İsrail'in 2007'den bu yana Gazze'ye yönelik olarak uygulamış olduğu askeri kuşatma ve ölümcül abluka, hem bir toplu cezalandırma olarak ‘insanlık suçu’ hem de 7 Ekim 2023’ten bu yana devam Gazze ‘soykırım’ının önemli bir ayağını oluşturmaktadır. 1948 tarihli Soykırım Sözleşmesi çerçevesinde, taraf devletlerin bu soykırımı engelleme yükümlülüğü vardır. Ne var ki, bunlar ne İsrail’in soykırımcı saldırganlığını engelleyebilmiş ne de ablukanın sona ermesini sağlayabilmiştir. Uluslararası Adalet Divanı, Ocak 2024'te almış olduğu ihtiyati tedbir kararında, Gazze'deki durumu ‘soykırım’ olarak nitelendirirken, buraya acil insani yardım yapılmasını istemiştir.
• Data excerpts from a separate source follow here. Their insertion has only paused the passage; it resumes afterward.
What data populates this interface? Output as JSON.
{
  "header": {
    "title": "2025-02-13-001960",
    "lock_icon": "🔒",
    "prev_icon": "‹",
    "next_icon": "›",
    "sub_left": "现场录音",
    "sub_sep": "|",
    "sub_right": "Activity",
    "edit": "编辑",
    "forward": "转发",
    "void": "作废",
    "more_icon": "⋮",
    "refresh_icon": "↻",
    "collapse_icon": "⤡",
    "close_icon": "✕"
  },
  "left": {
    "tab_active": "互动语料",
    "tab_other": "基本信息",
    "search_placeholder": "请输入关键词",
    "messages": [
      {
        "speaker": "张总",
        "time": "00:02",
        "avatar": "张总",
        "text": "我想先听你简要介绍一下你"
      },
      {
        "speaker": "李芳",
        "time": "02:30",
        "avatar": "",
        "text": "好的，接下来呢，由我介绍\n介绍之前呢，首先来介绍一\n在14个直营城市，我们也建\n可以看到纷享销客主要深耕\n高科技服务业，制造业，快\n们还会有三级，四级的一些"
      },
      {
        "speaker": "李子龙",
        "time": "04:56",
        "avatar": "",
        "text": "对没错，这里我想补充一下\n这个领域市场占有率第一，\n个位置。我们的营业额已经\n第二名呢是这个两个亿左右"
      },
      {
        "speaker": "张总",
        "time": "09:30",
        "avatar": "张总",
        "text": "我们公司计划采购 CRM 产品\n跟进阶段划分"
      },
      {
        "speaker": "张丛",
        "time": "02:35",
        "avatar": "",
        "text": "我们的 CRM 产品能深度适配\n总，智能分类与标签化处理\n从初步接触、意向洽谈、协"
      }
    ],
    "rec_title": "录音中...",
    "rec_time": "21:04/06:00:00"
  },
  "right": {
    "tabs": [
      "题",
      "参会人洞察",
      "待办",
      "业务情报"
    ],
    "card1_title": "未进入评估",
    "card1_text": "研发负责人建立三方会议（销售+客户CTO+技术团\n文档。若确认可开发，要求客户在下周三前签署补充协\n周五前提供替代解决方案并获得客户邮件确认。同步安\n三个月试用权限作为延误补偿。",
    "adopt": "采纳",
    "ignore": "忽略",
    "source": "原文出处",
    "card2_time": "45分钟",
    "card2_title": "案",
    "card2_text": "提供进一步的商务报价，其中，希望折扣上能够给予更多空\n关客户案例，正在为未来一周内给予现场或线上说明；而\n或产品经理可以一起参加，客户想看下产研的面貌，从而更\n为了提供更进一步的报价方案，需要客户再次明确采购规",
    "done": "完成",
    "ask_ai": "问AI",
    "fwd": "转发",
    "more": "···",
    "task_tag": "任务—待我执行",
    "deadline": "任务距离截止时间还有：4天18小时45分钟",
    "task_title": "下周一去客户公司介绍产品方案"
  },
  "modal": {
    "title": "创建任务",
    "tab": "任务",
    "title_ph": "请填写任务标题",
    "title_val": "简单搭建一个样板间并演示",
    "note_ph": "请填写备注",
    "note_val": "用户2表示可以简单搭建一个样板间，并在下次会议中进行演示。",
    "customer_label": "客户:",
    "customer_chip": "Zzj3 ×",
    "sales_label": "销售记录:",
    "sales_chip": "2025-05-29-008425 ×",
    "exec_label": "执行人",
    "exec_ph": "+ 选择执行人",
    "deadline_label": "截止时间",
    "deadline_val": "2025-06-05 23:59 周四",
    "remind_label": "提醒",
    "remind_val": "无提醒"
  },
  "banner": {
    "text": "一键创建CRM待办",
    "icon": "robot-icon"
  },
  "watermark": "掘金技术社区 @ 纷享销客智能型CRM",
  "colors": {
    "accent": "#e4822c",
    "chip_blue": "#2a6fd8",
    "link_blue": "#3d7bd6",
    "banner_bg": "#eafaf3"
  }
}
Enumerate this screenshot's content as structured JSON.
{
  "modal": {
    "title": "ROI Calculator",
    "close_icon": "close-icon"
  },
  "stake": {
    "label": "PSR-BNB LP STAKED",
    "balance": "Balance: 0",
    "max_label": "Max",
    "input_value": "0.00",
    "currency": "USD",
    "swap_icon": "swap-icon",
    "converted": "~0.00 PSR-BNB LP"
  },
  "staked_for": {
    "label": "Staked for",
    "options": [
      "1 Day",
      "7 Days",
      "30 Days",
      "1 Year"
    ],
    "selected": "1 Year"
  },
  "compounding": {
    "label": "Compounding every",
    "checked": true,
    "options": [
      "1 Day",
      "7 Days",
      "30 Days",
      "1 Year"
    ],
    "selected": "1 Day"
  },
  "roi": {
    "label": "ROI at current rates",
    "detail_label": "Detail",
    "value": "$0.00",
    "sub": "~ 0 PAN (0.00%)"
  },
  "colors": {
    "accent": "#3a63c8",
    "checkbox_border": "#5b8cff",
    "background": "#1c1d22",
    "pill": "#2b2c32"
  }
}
Uluslararası hukuka göre, hiçbir devlete ait olmayan açık denizde seyir hakkı (right of navigation) tüm devletlere ve onların vatandaşlarına tanınmış bir haktır.  Devlet-dışı aktörlerin de açık denizde gemilerle ya da başka deniz araçlarıyla serbest seyir hakkı vardır. Herhangi bir devlete ait gemiler ya da hava araçları açık denizde seyreden deniz vasıtalarına, korsanlık ya da uyuşturucu kaçakçılığı gibi yasadışı faaliyetlerde bulunmadığı sürece müdahale edemez. Böyle bir şeye tevessül etmesi durumunda, yasa dışı güç kullanmış ve hatta ‘korsanlık’ yapmış olur. Gazze’ye insani yardım götürme çabası içindeki devlet-dışı aktörlere ait olan deniz vasıtalarının Gazze’nin karasularında İsrail müdahalesine maruz kalması durumunda, bu durum en az iki açıdan uluslararası hukukun vahim bir ihlâli olacaktır: Birincisi, Birleşmiş Milletler’in de defalarca teyit ettiği üzere, Gazze, Filistinlilere ait bir toprak parçasıdır. İsrail burada işgalci durumundadır; ikincisi, soykırım ve abluka ‘uluslararası suç’tur. Bunlar erga omnes yükümlülük ihlâlidir; yani bu eylemler aynı zamanda tüm insanlığa ya da uluslararası topluma yönelik ihlâllerdir.  Devletlerin acziyet sergilediği bir hususta, uluslararası toplumun bir parçası olan sivil toplumun devreye girerek Gazze’ye temel ihtiyaç maddeleri götürmesi ve böylece bu korkunç ablukayı delmesi ve belki de bütünüyle ortadan kaldırılmasına katkı sağlaması, her açıdan uluslararası hukuka son derece uygundur.

 

Doç. Dr. Ali Osman Karaoğlu, Platform için yanıtladı: 

16 ülkenin Dışişleri Bakanlıkları üzerinden Sumud Filosu’nun güvenliğine ilişkin yaptığı açıklama neyi garanti eder; hukuki ve diplomatik sonuçları nelerdir?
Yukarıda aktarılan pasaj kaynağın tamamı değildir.